In 2016, Lentini led the Atlantic League with (630) plate appearances, (571) at bats, (179) hits, runs (108), (42) doubles and tied for first with (140) games played. He'd also place top five in total bases (260), runs batted in (85), stolen bases (51), hit by pitches (10) and triples (6). On July 13, Lentini would play for the Liberty Division for the 2016 ALPB All-Star game, and nearly winning the league’s MVP award

In the 2017 season, Lentini was inserted as the starting right fielder and remained so for the first half of the season but was unable to repeat last years success and struggled batting .234 with three home runs and 15 runs batted in with 28 steals in 69 games played before being benched for younger players.

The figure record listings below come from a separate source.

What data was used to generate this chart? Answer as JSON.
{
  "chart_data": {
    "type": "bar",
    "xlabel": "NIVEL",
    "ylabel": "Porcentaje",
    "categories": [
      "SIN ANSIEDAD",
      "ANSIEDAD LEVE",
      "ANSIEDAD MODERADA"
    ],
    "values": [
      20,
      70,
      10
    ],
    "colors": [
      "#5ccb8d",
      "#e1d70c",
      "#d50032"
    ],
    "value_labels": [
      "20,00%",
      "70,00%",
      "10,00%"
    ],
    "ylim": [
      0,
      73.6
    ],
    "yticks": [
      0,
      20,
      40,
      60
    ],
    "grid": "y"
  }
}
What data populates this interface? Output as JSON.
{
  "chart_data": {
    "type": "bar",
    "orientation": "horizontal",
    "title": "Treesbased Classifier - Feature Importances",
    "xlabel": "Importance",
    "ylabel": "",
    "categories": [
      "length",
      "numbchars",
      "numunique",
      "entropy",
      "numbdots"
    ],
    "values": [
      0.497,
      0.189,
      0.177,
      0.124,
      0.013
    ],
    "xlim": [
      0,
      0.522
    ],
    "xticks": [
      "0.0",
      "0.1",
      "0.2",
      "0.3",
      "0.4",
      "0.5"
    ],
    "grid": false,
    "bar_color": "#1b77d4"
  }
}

Accustomed to starting and playing everyday, Lentini immediately demanded a trade or release in order find a starting job elsewhere. The Ducks refused and instead placed him on the teams inactive list. Lentini then went to the ballpark before the Ducks next home game and handed out fliers to fans asking them to demand his release. This resulted in his immediate suspension from the Ducks and the Atlantic League. He has not played professionally in any league since.

===Foreign Leagues===

Lentini spent five seasons playing in the Mexican League, Puerto Rican Winter League and Venezuelan Winter League. Over 107 games in the combined three leagues, Lentini batted .279 with 51 runs batted in, 59 runs scored, 26 doubles, 10 triples, four home runs and 16 stolen bases.

===Career milestones===
Over 17 professional seasons, Lentini had 2,111 hits, 486 doubles, 97 triples, 134 home runs and 916 runs batted in. In 1,713 career games played, Lentini held a .303 average and had 576 stolen bases with a career stolen base percentage of 84.2%.

===Coaching===
From 2018 to 2021, Lentini was the hitting and bench coach for the Medicine Hat Mavericks of the Western Canadian Baseball League.

==Personal life==
Lentini was born on August 12, 1977, in Santa Rosa, California. He has stated that he enjoys hiking and mountain biking. Lentini has his own rap album.